Il Tribunale di Busto Arsizio ha dichiarato il "carattere discriminatorio" delle parole della stilista bolognese
Il Tribunale di Busto Arsizio ha condannato Elisabetta Franchi e la sua società Betty Blue Spa per le frasi sessiste pronunciate dall’imprenditrice nel 2022. Intervenendo al convegno “Donne e moda: il barometro 2022”, la stilista aveva affermato di “puntare” per “ricoprire le posizioni ‘importanti'” su “uomini” di qualsiasi età o “donne solo sopra i quarant’anni“ perché “se dovevano sposarsi, si sono già sposate, se dovevano far figli, li hanno già fatti, se dovevano separarsi hanno fatto anche quello e quindi diciamo che io le prendo che hanno fatto tutti i quattro giri di boa, quindi sono li belle tranquille con me a mio fianco e lavorano h24, questo è importante”.
Le parole di Franchi avevano scatenato non poche polemiche e l’Associazione Nazionale Lotta alle Discriminazioni (ANLoD) aveva presentato un ricorso al Tribunale di Busto Arsizio. Oggi la giudice Francesca La Russa ha riconosciuto il carattere discriminatorio delle esternazioni dell’imprenditrice e ha condannato la sua società a versare 5mila euro di risarcimento all’ANLoD. Oltre al risarcimento e al pagamento di 3500 euro di spese legali, il Tribunale ha imposto a Betty Blue Spa di promuovere corsi annuali di formazione obbligatori per tutti i dipendenti contro la discriminazione di genere.

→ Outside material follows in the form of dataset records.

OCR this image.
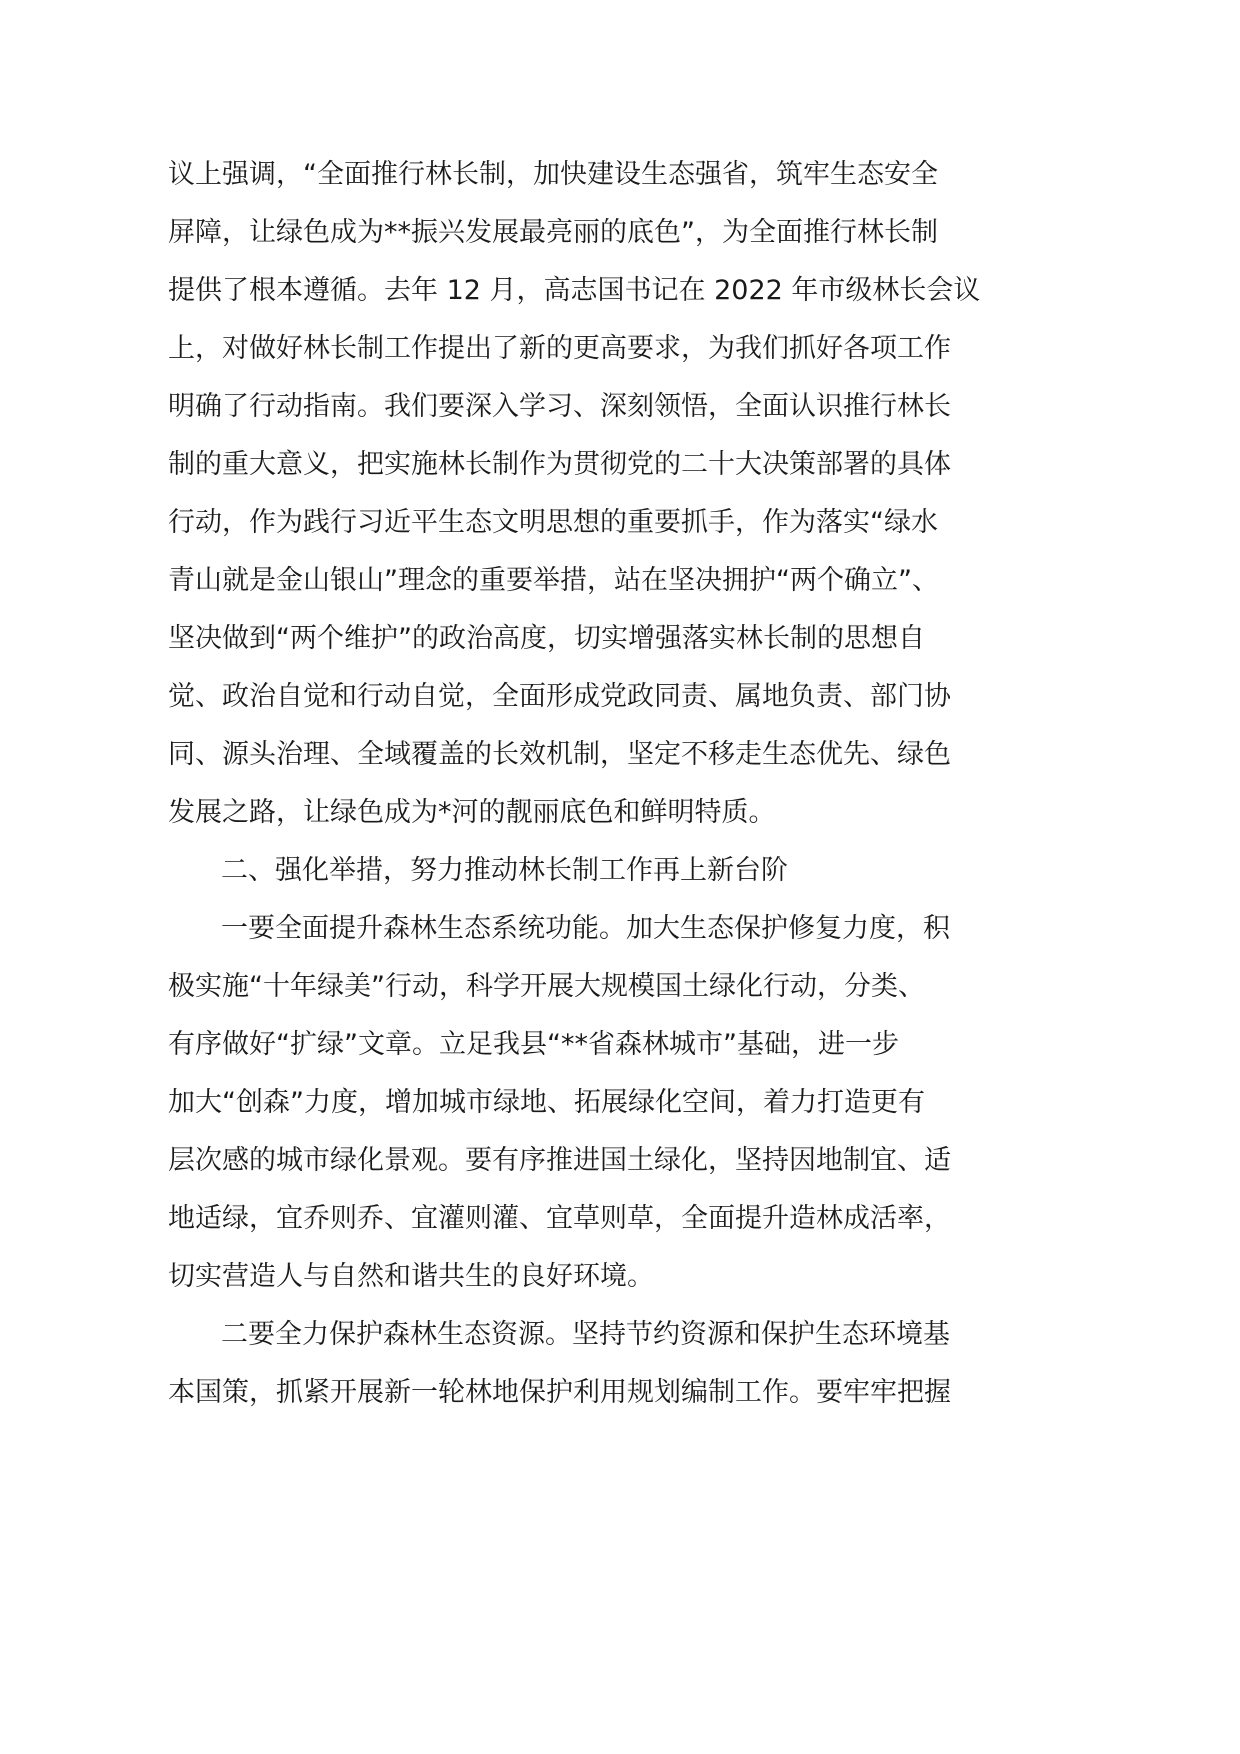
议上强调，“全面推行林长制，加快建设生态强省，筑牢生态安全

屏障，让绿色成为**振兴发展最亮丽的底色”，为全面推行林长制

提供了根本遵循。去年 12 月，高志国书记在 2022 年市级林长会议

上，对做好林长制工作提出了新的更高要求，为我们抓好各项工作

明确了行动指南。我们要深入学习、深刻领悟，全面认识推行林长

制的重大意义，把实施林长制作为贯彻党的二十大决策部署的具体

行动，作为践行习近平生态文明思想的重要抓手，作为落实“绿水

青山就是金山银山”理念的重要举措，站在坚决拥护“两个确立”、

坚决做到“两个维护”的政治高度，切实增强落实林长制的思想自

觉、政治自觉和行动自觉，全面形成党政同责、属地负责、部门协

同、源头治理、全域覆盖的长效机制，坚定不移走生态优先、绿色

发展之路，让绿色成为*河的靓丽底色和鲜明特质。

二、强化举措，努力推动林长制工作再上新台阶

一要全面提升森林生态系统功能。加大生态保护修复力度，积

极实施“十年绿美”行动，科学开展大规模国土绿化行动，分类、

有序做好“扩绿”文章。立足我县“**省森林城市”基础，进一步

加大“创森”力度，增加城市绿地、拓展绿化空间，着力打造更有

层次感的城市绿化景观。要有序推进国土绿化，坚持因地制宜、适

地适绿，宜乔则乔、宜灌则灌、宜草则草，全面提升造林成活率，

切实营造人与自然和谐共生的良好环境。

二要全力保护森林生态资源。坚持节约资源和保护生态环境基

本国策，抓紧开展新一轮林地保护利用规划编制工作。要牢牢把握
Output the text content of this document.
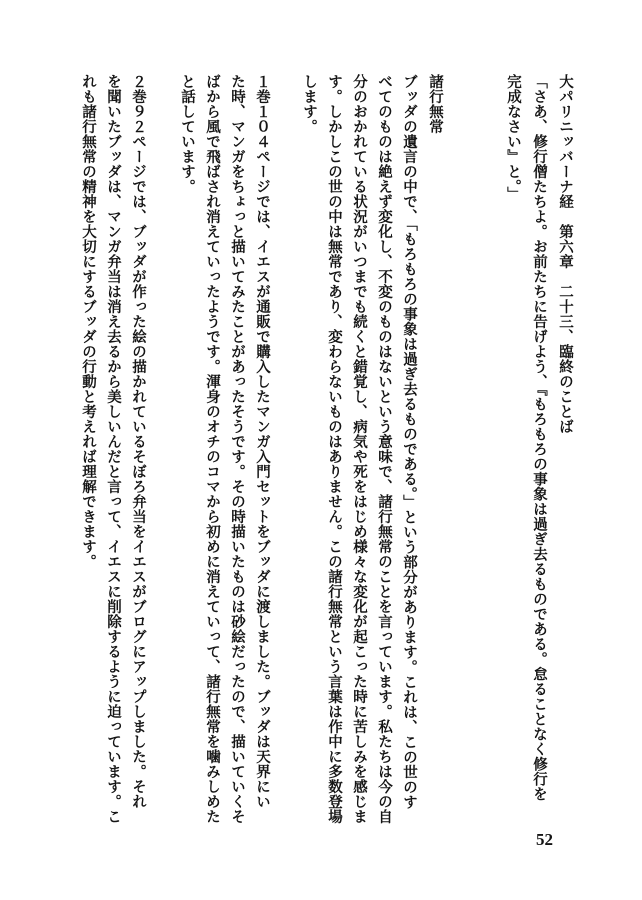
大パリニッバーナ経　第六章　二十三、臨終のことば

「さあ、修行僧たちよ。お前たちに告げよう、『もろもろの事象は過ぎ去るものである。怠ることなく修行を

完成なさい』と。」

諸行無常

ブッダの遺言の中で、「もろもろの事象は過ぎ去るものである。」という部分があります。これは、この世のす

べてのものは絶えず変化し、不変のものはないという意味で、諸行無常のことを言っています。私たちは今の自

分のおかれている状況がいつまでも続くと錯覚し、病気や死をはじめ様々な変化が起こった時に苦しみを感じま

す。しかしこの世の中は無常であり、変わらないものはありません。この諸行無常という言葉は作中に多数登場

します。

１巻１０４ページでは、イエスが通販で購入したマンガ入門セットをブッダに渡しました。ブッダは天界にい

た時、マンガをちょっと描いてみたことがあったそうです。その時描いたものは砂絵だったので、描いていくそ

ばから風で飛ばされ消えていったようです。渾身のオチのコマから初めに消えていって、諸行無常を噛みしめた

と話しています。

２巻９２ページでは、ブッダが作った絵の描かれているそぼろ弁当をイエスがブログにアップしました。それ

を聞いたブッダは、マンガ弁当は消え去るから美しいんだと言って、イエスに削除するように迫っています。こ

れも諸行無常の精神を大切にするブッダの行動と考えれば理解できます。

52
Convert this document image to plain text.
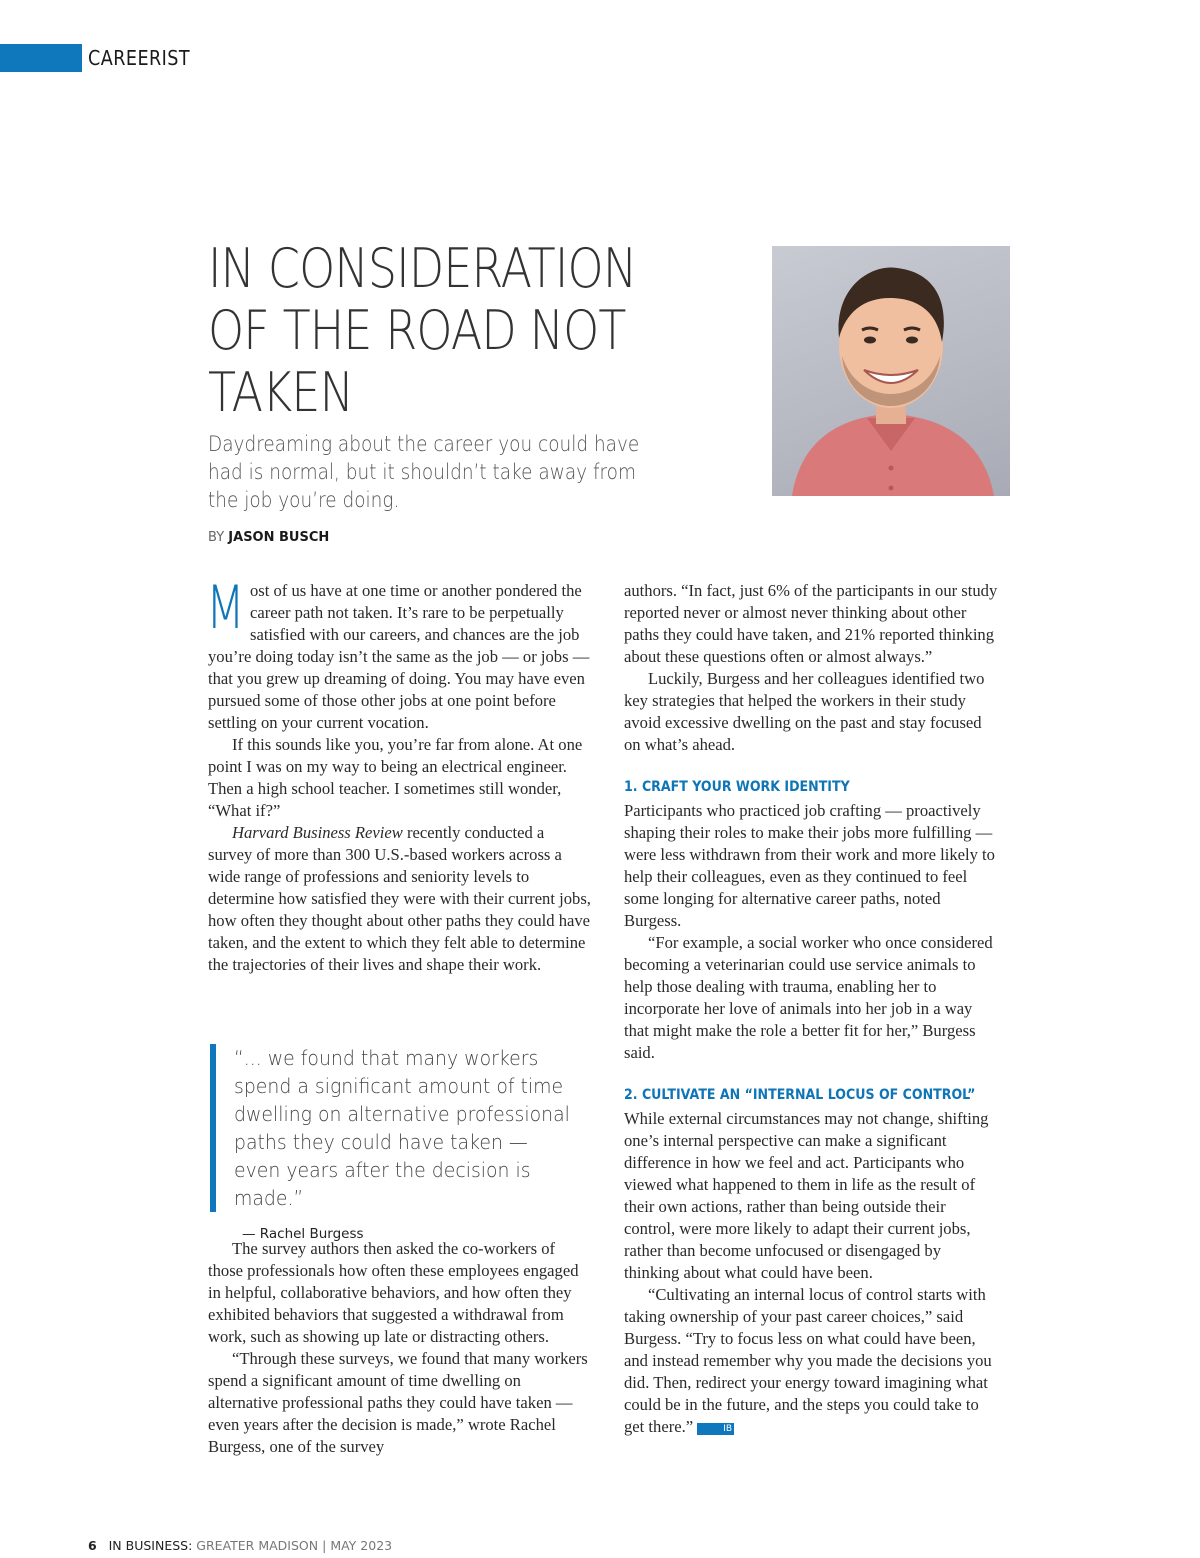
CAREERIST
IN CONSIDERATION OF THE ROAD NOT TAKEN

Daydreaming about the career you could have had is normal, but it shouldn’t take away from the job you’re doing.

BY JASON BUSCH

Most of us have at one time or another pondered the career path not taken. It’s rare to be perpetually satisfied with our careers, and chances are the job you’re doing today isn’t the same as the job — or jobs — that you grew up dreaming of doing. You may have even pursued some of those other jobs at one point before settling on your current vocation.

If this sounds like you, you’re far from alone. At one point I was on my way to being an electrical engineer. Then a high school teacher. I sometimes still wonder, “What if?”

Harvard Business Review recently conducted a survey of more than 300 U.S.-based workers across a wide range of professions and seniority levels to determine how satisfied they were with their current jobs, how often they thought about other paths they could have taken, and the extent to which they felt able to determine the trajectories of their lives and shape their work.

“... we found that many workers spend a significant amount of time dwelling on alternative professional paths they could have taken — even years after the decision is made.”

— Rachel Burgess

The survey authors then asked the co-workers of those professionals how often these employees engaged in helpful, collaborative behaviors, and how often they exhibited behaviors that suggested a withdrawal from work, such as showing up late or distracting others.

“Through these surveys, we found that many workers spend a significant amount of time dwelling on alternative professional paths they could have taken — even years after the decision is made,” wrote Rachel Burgess, one of the survey

authors. “In fact, just 6% of the participants in our study reported never or almost never thinking about other paths they could have taken, and 21% reported thinking about these questions often or almost always.”

Luckily, Burgess and her colleagues identified two key strategies that helped the workers in their study avoid excessive dwelling on the past and stay focused on what’s ahead.

1. CRAFT YOUR WORK IDENTITY

Participants who practiced job crafting — proactively shaping their roles to make their jobs more fulfilling — were less withdrawn from their work and more likely to help their colleagues, even as they continued to feel some longing for alternative career paths, noted Burgess.

“For example, a social worker who once considered becoming a veterinarian could use service animals to help those dealing with trauma, enabling her to incorporate her love of animals into her job in a way that might make the role a better fit for her,” Burgess said.

2. CULTIVATE AN “INTERNAL LOCUS OF CONTROL”

While external circumstances may not change, shifting one’s internal perspective can make a significant difference in how we feel and act. Participants who viewed what happened to them in life as the result of their own actions, rather than being outside their control, were more likely to adapt their current jobs, rather than become unfocused or disengaged by thinking about what could have been.

“Cultivating an internal locus of control starts with taking ownership of your past career choices,” said Burgess. “Try to focus less on what could have been, and instead remember why you made the decisions you did. Then, redirect your energy toward imagining what could be in the future, and the steps you could take to get there.”	IB

6 IN BUSINESS: GREATER MADISON | MAY 2023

La società dovrà infatti “adottare, entro 6 mesi, un piano di formazione aziendale sulle politiche discriminatorie che preveda la realizzazione di corsi annuali, con l’intervento di esperti, ai quali siano chiamati a partecipare, obbligatoriamente, tutti i dipendenti e condanna la società resistente al pagamento di una somma di euro 100,00, in favore dell’associazione ricorrente, per ogni giorno di ritardo nell’attuazione di tali provvedimenti”, come si legge nel dispositivo di sentenza.
La sentenza rappresenta un importante passo avanti nella lotta contro la discriminazione di genere sul posto di lavoro: le parole di Elisabetta Franchi sono state ritenute dalla giudice offensive e lesive della dignità delle donne, tanto che le ha imposto anche di abbandonare ogni pregiudizio “di eta, genere, carichi e impegni familiari nelle fasi di selezione del personale per le posizioni di vertice”.